Wavelets via their fourier transforms

Abstract

As the most simple examples of wavelets and scaling functions which are expressed in terms of their Fourier transforms, we construct and study the generalized Shannon wavelets (G-Shannon wavelets) and the generalized Shannon scaling functions (G-Shannon scaling functions) whose Fourier transforms are given by characteristic functions. One of the features of the G-Shannon wavelets is that they may or may not be associated with MRA. We characterize those G-Shannon wavelets which can be associated with MRA and give a criterion to determine whether a wavelet from a class of G-Shannon wavelets of Ha et al. can be associated with MRA or not. Another feature of the G-Shannon wavelets is the convergence of a G-Shannon wavelet expansion influenced by the slow decay of the G-Shannon wavelets. We study the pointwise convergence and the Gibbs phenomenon on the G-Shannon wavelet expansions.

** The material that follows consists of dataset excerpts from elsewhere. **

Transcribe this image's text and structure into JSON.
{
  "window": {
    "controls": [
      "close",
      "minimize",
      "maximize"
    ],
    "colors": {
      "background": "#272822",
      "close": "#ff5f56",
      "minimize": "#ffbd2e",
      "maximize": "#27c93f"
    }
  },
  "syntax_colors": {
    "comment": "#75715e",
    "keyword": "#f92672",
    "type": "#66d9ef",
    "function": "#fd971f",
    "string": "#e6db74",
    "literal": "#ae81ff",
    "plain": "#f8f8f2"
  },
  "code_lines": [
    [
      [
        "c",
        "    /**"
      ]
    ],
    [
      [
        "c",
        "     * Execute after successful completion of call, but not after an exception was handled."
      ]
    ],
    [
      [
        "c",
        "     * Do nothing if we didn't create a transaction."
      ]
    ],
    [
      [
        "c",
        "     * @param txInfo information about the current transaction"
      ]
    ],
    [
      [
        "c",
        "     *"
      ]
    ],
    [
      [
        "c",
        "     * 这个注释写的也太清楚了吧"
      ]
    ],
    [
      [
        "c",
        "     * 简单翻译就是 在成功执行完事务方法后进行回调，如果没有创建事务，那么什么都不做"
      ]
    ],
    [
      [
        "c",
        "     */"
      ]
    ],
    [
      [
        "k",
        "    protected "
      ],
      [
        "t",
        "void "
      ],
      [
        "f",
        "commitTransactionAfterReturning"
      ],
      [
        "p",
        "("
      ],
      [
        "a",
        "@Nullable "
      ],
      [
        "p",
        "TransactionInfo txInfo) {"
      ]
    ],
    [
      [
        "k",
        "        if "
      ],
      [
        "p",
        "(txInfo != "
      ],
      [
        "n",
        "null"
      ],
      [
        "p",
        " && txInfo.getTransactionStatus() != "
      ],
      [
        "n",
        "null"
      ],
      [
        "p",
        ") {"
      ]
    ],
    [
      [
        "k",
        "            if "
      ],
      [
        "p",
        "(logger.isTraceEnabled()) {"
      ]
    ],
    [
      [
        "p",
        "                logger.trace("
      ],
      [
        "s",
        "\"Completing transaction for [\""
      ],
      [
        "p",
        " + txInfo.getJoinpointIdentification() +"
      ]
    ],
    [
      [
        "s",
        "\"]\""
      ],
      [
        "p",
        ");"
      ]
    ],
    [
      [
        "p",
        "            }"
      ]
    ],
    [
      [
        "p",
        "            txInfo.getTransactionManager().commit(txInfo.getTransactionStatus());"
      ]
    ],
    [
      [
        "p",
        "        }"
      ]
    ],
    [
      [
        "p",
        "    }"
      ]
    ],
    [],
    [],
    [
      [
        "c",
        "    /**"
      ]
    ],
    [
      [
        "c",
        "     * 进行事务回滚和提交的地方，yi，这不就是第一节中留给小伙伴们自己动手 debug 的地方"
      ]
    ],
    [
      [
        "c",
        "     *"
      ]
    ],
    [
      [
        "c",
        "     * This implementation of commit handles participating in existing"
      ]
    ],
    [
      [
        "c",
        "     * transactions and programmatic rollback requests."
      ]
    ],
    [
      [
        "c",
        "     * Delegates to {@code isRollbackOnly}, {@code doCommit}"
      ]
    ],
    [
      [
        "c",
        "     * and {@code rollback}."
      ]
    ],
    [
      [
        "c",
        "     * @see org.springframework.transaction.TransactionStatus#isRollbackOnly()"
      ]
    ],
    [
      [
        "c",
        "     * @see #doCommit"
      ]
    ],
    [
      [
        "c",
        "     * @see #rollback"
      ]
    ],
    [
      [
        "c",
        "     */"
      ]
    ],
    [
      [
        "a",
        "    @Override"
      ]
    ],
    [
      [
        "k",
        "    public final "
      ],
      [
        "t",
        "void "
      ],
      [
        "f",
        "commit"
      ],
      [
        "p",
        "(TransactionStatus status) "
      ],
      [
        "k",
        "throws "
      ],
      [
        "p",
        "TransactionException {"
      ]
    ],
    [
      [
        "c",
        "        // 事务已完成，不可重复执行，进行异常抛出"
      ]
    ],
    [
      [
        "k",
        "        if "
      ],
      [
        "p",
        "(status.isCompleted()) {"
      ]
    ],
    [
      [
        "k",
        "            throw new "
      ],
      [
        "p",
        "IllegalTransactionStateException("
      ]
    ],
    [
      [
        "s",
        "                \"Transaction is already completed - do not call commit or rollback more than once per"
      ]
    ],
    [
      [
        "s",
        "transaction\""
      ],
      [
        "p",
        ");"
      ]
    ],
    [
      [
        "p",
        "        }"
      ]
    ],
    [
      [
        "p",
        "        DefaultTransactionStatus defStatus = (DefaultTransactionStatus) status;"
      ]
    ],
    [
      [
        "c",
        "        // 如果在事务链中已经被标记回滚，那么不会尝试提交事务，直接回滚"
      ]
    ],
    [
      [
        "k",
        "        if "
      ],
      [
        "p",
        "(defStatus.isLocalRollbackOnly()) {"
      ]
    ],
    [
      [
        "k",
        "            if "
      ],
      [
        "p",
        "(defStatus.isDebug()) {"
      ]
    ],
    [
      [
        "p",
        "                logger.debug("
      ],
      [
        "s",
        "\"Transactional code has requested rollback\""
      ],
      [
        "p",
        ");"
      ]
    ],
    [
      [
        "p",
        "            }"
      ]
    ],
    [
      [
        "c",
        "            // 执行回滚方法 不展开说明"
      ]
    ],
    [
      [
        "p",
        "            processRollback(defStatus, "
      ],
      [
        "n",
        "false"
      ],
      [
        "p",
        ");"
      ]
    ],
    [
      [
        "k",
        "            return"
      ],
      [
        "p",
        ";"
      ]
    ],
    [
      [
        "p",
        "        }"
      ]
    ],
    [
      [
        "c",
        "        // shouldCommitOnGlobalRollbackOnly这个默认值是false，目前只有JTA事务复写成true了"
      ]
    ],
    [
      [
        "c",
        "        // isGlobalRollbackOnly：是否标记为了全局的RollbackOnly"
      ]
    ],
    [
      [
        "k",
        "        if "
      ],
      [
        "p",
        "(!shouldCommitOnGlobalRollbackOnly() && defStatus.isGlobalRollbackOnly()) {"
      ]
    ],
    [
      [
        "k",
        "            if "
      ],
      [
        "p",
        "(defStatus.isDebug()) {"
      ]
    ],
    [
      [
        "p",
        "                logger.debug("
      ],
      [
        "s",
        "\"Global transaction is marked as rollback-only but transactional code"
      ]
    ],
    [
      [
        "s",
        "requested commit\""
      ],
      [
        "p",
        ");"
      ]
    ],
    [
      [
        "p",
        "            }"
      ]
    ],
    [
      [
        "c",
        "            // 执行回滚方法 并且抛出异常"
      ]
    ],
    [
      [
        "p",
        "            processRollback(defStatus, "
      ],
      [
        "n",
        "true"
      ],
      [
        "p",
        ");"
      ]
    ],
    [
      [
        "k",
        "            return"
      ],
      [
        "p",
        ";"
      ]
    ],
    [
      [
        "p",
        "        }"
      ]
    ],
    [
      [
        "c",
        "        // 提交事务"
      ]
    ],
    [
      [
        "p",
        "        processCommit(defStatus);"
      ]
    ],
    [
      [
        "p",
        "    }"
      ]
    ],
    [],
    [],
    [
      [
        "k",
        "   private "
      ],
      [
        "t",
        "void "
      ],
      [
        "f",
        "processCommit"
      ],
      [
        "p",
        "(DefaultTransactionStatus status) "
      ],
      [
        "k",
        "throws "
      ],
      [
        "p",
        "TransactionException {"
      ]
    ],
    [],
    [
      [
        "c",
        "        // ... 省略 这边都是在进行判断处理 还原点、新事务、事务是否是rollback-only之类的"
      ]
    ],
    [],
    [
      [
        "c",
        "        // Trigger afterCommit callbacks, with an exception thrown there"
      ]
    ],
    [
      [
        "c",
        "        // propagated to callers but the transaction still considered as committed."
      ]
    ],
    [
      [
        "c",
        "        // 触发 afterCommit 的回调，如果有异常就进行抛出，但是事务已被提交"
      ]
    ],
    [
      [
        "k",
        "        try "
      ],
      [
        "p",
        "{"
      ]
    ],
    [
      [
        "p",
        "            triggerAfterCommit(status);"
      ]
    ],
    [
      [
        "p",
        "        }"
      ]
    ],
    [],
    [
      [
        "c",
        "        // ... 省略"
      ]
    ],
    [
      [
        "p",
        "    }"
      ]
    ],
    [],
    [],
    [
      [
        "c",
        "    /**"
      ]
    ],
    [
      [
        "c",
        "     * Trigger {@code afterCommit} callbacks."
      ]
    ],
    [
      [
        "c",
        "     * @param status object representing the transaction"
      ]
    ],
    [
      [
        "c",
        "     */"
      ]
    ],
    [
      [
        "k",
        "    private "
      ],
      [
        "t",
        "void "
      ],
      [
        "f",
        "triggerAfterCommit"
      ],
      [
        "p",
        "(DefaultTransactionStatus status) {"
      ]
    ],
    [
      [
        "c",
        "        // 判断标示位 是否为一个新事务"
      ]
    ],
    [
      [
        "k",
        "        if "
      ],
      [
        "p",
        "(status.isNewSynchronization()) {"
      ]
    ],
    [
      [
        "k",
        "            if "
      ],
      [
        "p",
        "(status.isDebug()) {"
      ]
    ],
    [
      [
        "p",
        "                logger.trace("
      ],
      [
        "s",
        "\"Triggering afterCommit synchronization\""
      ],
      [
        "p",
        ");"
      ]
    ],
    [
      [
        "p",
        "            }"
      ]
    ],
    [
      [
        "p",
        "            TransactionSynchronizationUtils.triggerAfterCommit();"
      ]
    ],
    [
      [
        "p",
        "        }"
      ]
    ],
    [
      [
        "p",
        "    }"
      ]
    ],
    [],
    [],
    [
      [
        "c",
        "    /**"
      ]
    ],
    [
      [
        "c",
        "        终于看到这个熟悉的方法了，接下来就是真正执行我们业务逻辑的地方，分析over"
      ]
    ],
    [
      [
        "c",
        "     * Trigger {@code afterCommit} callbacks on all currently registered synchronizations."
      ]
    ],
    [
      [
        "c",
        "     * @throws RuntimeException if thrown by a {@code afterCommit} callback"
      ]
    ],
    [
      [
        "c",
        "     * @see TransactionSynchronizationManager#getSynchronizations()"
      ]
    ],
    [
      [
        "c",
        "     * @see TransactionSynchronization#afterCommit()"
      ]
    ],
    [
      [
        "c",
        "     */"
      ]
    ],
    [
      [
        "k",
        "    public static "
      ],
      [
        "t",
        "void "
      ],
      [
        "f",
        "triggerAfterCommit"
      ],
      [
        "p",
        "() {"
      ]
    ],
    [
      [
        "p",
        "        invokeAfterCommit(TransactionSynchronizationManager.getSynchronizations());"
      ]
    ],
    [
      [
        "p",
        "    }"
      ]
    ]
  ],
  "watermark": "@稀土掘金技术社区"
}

In contrast to the regular wavelet expansion, there is a continuous function whose G-Shannon wavelet expansion diverges. We also see that the G-Shannon wavelet is a sampling function and has the corresponding sampling theorem. By the smoothing procedure of Meyer, the generalized Meyer wavelet is constructed from the G-Shannon wavelet which has a fast decay and satisfies an oversampling theorem.